The closer is a relatively new “position” in baseball history. Someone realized that having a pitcher at the end of close games was very valuable in winning games. Eventually the save was invented to reward these end of the game specialists. Whether you agree with the save stat or not it is undeniably a huge part of the game today. When bullpens are struggling it is often because they “lack that end of the game guy” or “they’re going with the closer by committee”. The Red Sox lost that game in Detroit not because they don’t have a legit closer (Papelbon) but because they refused to use him in a “non-save situation”. Ludicrous.
Picture the same scenario as above. Men on the corners with one out, you’re down by one, and you have some power due up next inning. It is completely asinine to think that this is not a game saving situation. Your best reliever this season has been Jon Papelbon, lights out, striking out guys, getting infield pop-ups, he has been untouchable all season long. As manager it is your job to maximize your chances to win every game. Bringing in Papelbon in the *gasp* 8th inning and keeping the game within reach maximizes your chances to win. Period. Terry Francona is by no means totally responsible for this decision, or lack there of. He is just the most recent in a long line of managers following the ideology and mentality of baseball today. “This isn’t a save situation? I am not going to even think of my closer”.
Let’s look at this from a different perspective. You are the manager of a team. You are up by one in the 8th and the bases are loaded. Your team is up and it is the bottom third of your lineup. You have a very good pinch hitter sitting on the bench. This is a no brainer, you clearly pinch hit to try and score some insurance runs. This gives you the best chance to win. Why is this not true of bullpens and particularly closers? In my mind any critical late (after the 7th inning) game circumstance, leading or trailing, involving your bullpen should go to your ace closer. Maybe I am crazy and would have my closer appear in 80 games and only have 30 saves. But I do think that Papelbon would’ve kept that lead at one. Save be damned.
The game today is driven by numbers.

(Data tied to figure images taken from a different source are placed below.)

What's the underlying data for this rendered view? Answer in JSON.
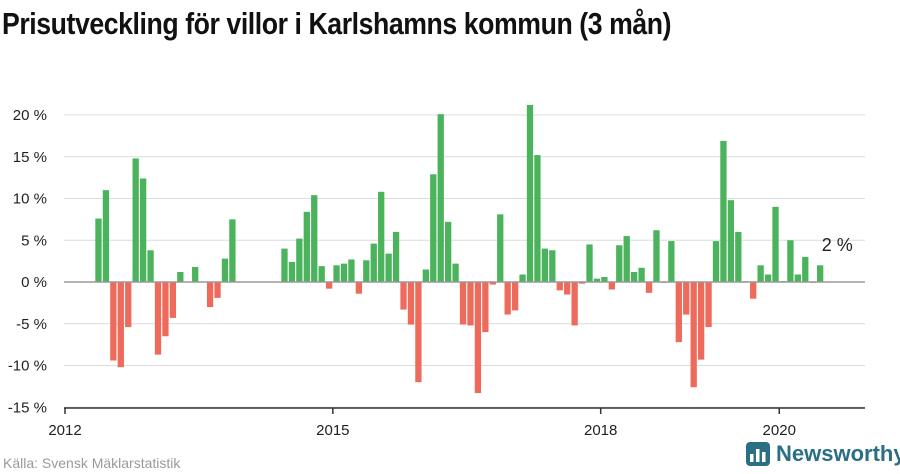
{
  "title": "Prisutveckling för villor i Karlshamns kommun (3 mån)",
  "source": "Källa: Svensk Mäklarstatistik",
  "brand": "Newsworthy",
  "colors": {
    "positive": "#4bb35c",
    "negative": "#ee6a5b",
    "grid": "#dcdcdc",
    "zero": "#999999",
    "brand": "#2b6f84"
  },
  "chart_data": {
    "type": "bar",
    "x_unit": "months since 2012-01",
    "x_ticks": [
      {
        "label": "2012",
        "x": 0
      },
      {
        "label": "2015",
        "x": 36
      },
      {
        "label": "2018",
        "x": 72
      },
      {
        "label": "2020",
        "x": 96
      }
    ],
    "y_ticks": [
      {
        "label": "20 %",
        "v": 20
      },
      {
        "label": "15 %",
        "v": 15
      },
      {
        "label": "10 %",
        "v": 10
      },
      {
        "label": "5 %",
        "v": 5
      },
      {
        "label": "0 %",
        "v": 0
      },
      {
        "label": "-5 %",
        "v": -5
      },
      {
        "label": "-10 %",
        "v": -10
      },
      {
        "label": "-15 %",
        "v": -15
      }
    ],
    "ylim": [
      -15,
      20
    ],
    "grid": true,
    "annotation": {
      "text": "2 %",
      "x": 103
    },
    "points": [
      {
        "x": 4.5,
        "v": 7.6
      },
      {
        "x": 5.5,
        "v": 11.0
      },
      {
        "x": 6.5,
        "v": -9.4
      },
      {
        "x": 7.5,
        "v": -10.2
      },
      {
        "x": 8.5,
        "v": -5.4
      },
      {
        "x": 9.5,
        "v": 14.8
      },
      {
        "x": 10.5,
        "v": 12.4
      },
      {
        "x": 11.5,
        "v": 3.8
      },
      {
        "x": 12.5,
        "v": -8.7
      },
      {
        "x": 13.5,
        "v": -6.5
      },
      {
        "x": 14.5,
        "v": -4.3
      },
      {
        "x": 15.5,
        "v": 1.2
      },
      {
        "x": 17.5,
        "v": 1.8
      },
      {
        "x": 19.5,
        "v": -3.0
      },
      {
        "x": 20.5,
        "v": -1.9
      },
      {
        "x": 21.5,
        "v": 2.8
      },
      {
        "x": 22.5,
        "v": 7.5
      },
      {
        "x": 29.5,
        "v": 4.0
      },
      {
        "x": 30.5,
        "v": 2.4
      },
      {
        "x": 31.5,
        "v": 5.2
      },
      {
        "x": 32.5,
        "v": 8.4
      },
      {
        "x": 33.5,
        "v": 10.4
      },
      {
        "x": 34.5,
        "v": 1.9
      },
      {
        "x": 35.5,
        "v": -0.8
      },
      {
        "x": 36.5,
        "v": 2.0
      },
      {
        "x": 37.5,
        "v": 2.2
      },
      {
        "x": 38.5,
        "v": 2.7
      },
      {
        "x": 39.5,
        "v": -1.4
      },
      {
        "x": 40.5,
        "v": 2.6
      },
      {
        "x": 41.5,
        "v": 4.6
      },
      {
        "x": 42.5,
        "v": 10.8
      },
      {
        "x": 43.5,
        "v": 3.4
      },
      {
        "x": 44.5,
        "v": 6.0
      },
      {
        "x": 45.5,
        "v": -3.3
      },
      {
        "x": 46.5,
        "v": -5.1
      },
      {
        "x": 47.5,
        "v": -12.0
      },
      {
        "x": 48.5,
        "v": 1.5
      },
      {
        "x": 49.5,
        "v": 12.9
      },
      {
        "x": 50.5,
        "v": 20.1
      },
      {
        "x": 51.5,
        "v": 7.2
      },
      {
        "x": 52.5,
        "v": 2.2
      },
      {
        "x": 53.5,
        "v": -5.1
      },
      {
        "x": 54.5,
        "v": -5.2
      },
      {
        "x": 55.5,
        "v": -13.3
      },
      {
        "x": 56.5,
        "v": -6.0
      },
      {
        "x": 57.5,
        "v": -0.3
      },
      {
        "x": 58.5,
        "v": 8.1
      },
      {
        "x": 59.5,
        "v": -3.9
      },
      {
        "x": 60.5,
        "v": -3.4
      },
      {
        "x": 61.5,
        "v": 0.9
      },
      {
        "x": 62.5,
        "v": 21.2
      },
      {
        "x": 63.5,
        "v": 15.2
      },
      {
        "x": 64.5,
        "v": 4.0
      },
      {
        "x": 65.5,
        "v": 3.8
      },
      {
        "x": 66.5,
        "v": -1.0
      },
      {
        "x": 67.5,
        "v": -1.5
      },
      {
        "x": 68.5,
        "v": -5.2
      },
      {
        "x": 69.5,
        "v": -0.2
      },
      {
        "x": 70.5,
        "v": 4.5
      },
      {
        "x": 71.5,
        "v": 0.4
      },
      {
        "x": 72.5,
        "v": 0.6
      },
      {
        "x": 73.5,
        "v": -0.9
      },
      {
        "x": 74.5,
        "v": 4.4
      },
      {
        "x": 75.5,
        "v": 5.5
      },
      {
        "x": 76.5,
        "v": 1.2
      },
      {
        "x": 77.5,
        "v": 1.7
      },
      {
        "x": 78.5,
        "v": -1.3
      },
      {
        "x": 79.5,
        "v": 6.2
      },
      {
        "x": 80.5,
        "v": -0.1
      },
      {
        "x": 81.5,
        "v": 4.9
      },
      {
        "x": 82.5,
        "v": -7.2
      },
      {
        "x": 83.5,
        "v": -3.9
      },
      {
        "x": 84.5,
        "v": -12.6
      },
      {
        "x": 85.5,
        "v": -9.3
      },
      {
        "x": 86.5,
        "v": -5.4
      },
      {
        "x": 87.5,
        "v": 4.9
      },
      {
        "x": 88.5,
        "v": 16.9
      },
      {
        "x": 89.5,
        "v": 9.8
      },
      {
        "x": 90.5,
        "v": 6.0
      },
      {
        "x": 91.5,
        "v": 0.1
      },
      {
        "x": 92.5,
        "v": -2.0
      },
      {
        "x": 93.5,
        "v": 2.0
      },
      {
        "x": 94.5,
        "v": 0.9
      },
      {
        "x": 95.5,
        "v": 9.0
      },
      {
        "x": 96.5,
        "v": 0.1
      },
      {
        "x": 97.5,
        "v": 5.0
      },
      {
        "x": 98.5,
        "v": 0.9
      },
      {
        "x": 99.5,
        "v": 3.0
      },
      {
        "x": 100.5,
        "v": -0.1
      },
      {
        "x": 101.5,
        "v": 2.0
      }
    ]
  }
}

With all the media coverage, a myriad of sports writers, and the ESPN nation, numbers are thrown at us from all directions. We all want the next home run champ, Cy Young winner, MVP, or next all time great player. In a perfect world managers should be immune to this but that is impossible. If it was possible then Francona would have put Papelbon in and who knows, maybe they go into the 9th down by only one run. The save probably needs to be re-thought and maybe even broadened. Setup men get nothing and probably face as many “game saving” situations as the closer does.
As a manager it is your job to maximize your chances of winning. If bringing in your closer in the 8th inning while trailing, to preserve your chance to win the game will do that, then you should without question do it.